Well it must be beat up on Randy Cunningham day. After finishing the
post below I found that Tom Oliphant was talking about
The king of congressional corruption. He seems to agree with Mr Douglas that Cunningham is not the sharpest knife in the kitchen and points out some of Cunningham's moments of hypocrisy.
Those of us who have derived comic relief from Cunningham's career know that this guy would screw up a two-car motorcade. Frustration looms, however, because the House leadership's ''ethics" machinery has been so completely and intentionally crippled that we will have to depend on the obligation in Cunningham's plea agreement to sing like a canary, and that means depending on Cunningham -- always a lousy bet.
Oliphant confirms the observation by Jack D. Douglas below that Cunningham was a buffoonish front man for all that's wrong with America.
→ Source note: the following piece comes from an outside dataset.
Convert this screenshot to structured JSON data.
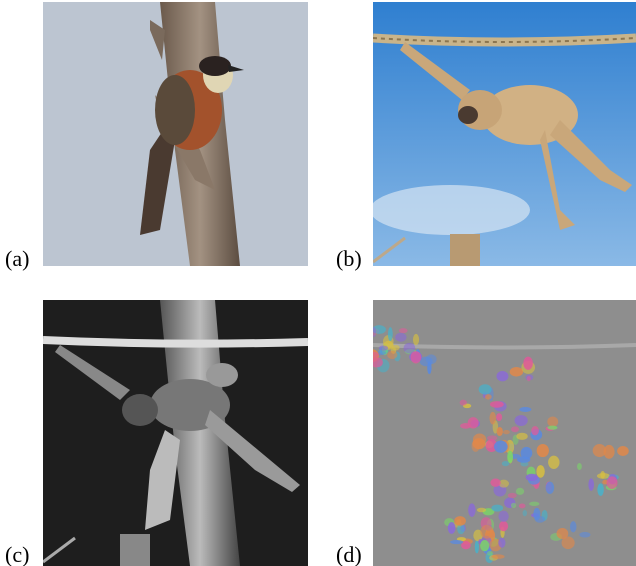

Cunningham was one of the conservative movement's favorite wind-up toys, guaranteed to hold forth whenever it seemed useful to question another public official's patriotism, to disparage minorities be they racial or gay, or to claim the tough guy, masculine upper hand even by challenging colleagues to the fistfights he always seemed to walk away from.
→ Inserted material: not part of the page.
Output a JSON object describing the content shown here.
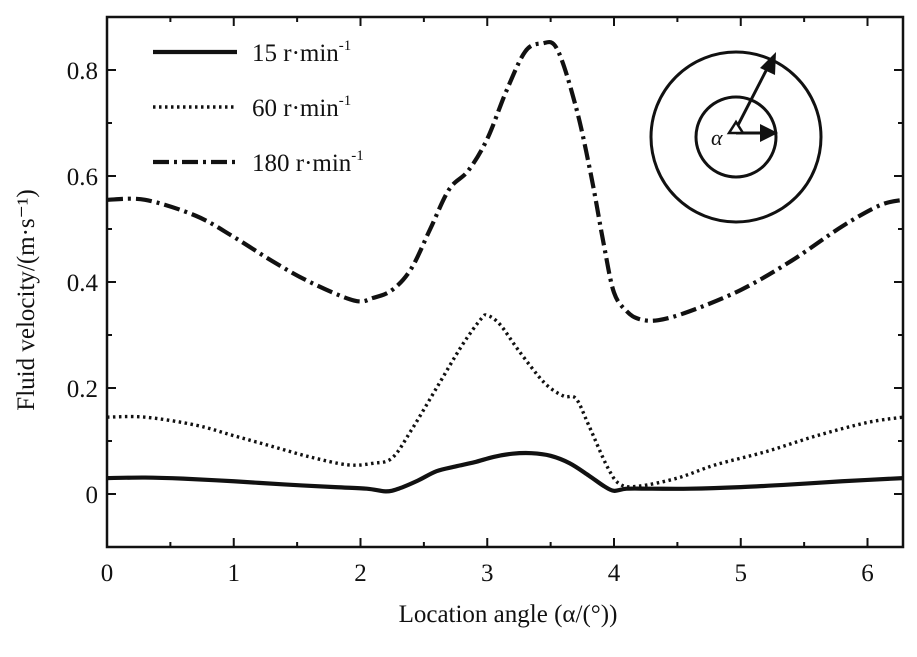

His Republican colleagues rewarded the northern San Diego County congressman with the seat on the Appropriations Committee he used as the platform for his graft. He was, after all, a fighter pilot Vietnam vet, a highly decorated ace at that, and got away for years with making his war record seem synonymous with expertise on military matters and using it as an excuse for his bizarre behavior.
On a trip back to Vietnam a few years ago, he called his hosts ''gooks," he tried to make fun of Representative Barney Frank, and, in a famous moment in the mid-1990s, ran away from a physical challenge by Democratic Representative Jim Moran of Virginia, who chased him off the House floor and into the cloakroom, where Moran found him weeping.
Oliphant goes on to point out that Cunningham was taking large sums of money to fix defense department contracts while questioning John Kerry's patriotism.